“What you write down, you can improve”

“What you write down, you can improve”

This is true for everything from workout times, max lifts, and goals. How is this you ask? well lets take a look at it and maybe in the end we can all learn something.



What was your last fran time? what weight did you use? how did you feel? all these things are what we coaches use to make a educated safe decision on what you will do today. We have time brackets for workouts, these relate to weight used and how fast you moved.  For example, say you have butterfly pull ups and did Fran in 13:30 with 95 lbs. Guess what, to heavy. We bring you down to 45 lbs.  You do it in 2:30. Too light, lets go 65 and you do a 5:10. Perfect, we work from there to move you towards a RX WOD in the right time frame.  Building you up properly and not letting a WOD destroy you to the point you have to take 10 days of recovery.


Max Lifts.

This is a big thing for me as a athlete and coach. If we are doing a lifting session before a WOD like we do at Big Mountain CrossFit, we are on a time limit. We can not spend 35 min trying to find a weight you want to start lifting. This way we have a black and white on paper number to work with. This is also a big mental boost for the athlete, they can see the number and say to themselves “I have done this before” and have a far better chance of making a safe, strong lift.

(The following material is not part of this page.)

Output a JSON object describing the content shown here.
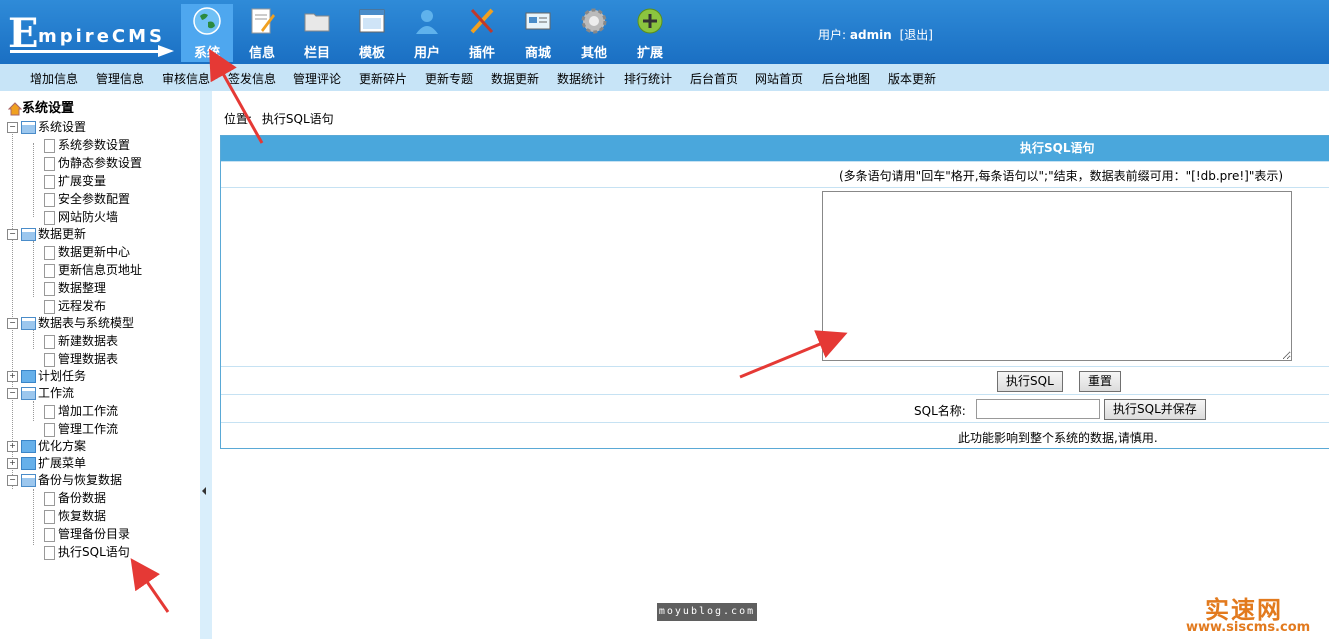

I recommend a graph in the back of your book with common lifts, and a 10 rep-5 rep-3 and 1rep weights lifted. This helps for a quick reference guide to get you moving. Thats why we are here right?



Put a time frame on it. I see goals all the time “Loose 5 lbs” great goal, I love it. But by when? what is my drive? how hard do I have to push if that 5 lbs can be in 3 years? Most of you know I am a numbers person, I LOVE programing. If you can give me a goal of “OHS (Over head squat) 150lbs in 3 months, we can build a program helping you. We can track progress, see where you are lacking or where you are building. This is KEY and I can not stress putting a date on your goals enough.

Putting a goal on paper also holds us accountable. You can look at it on bad days and know you are moving in the right direction in the long game, no matter how the day went.


“I don’t need to write it down”

I call this the Comfort Zone. Be careful in getting to comfortable. I bring this up cause if you never write it down, you will always go to that 15kilo bar and blue band. Why? cause you know you can. We are working on improving, getting out of that comfort zone and pushing limits. If I see your book, and you front squat 95 lbs if its 60 reps, or 5, we are going to be able to change weights, and get you moving better.


Help us help you

Now go kill it


1 Response

  1. Savannah

    Good read, Russ! Can’t wait to fully get into the swing of things with you guys. I can relate to your last paragraph about the “comfort zone” ha ha ha!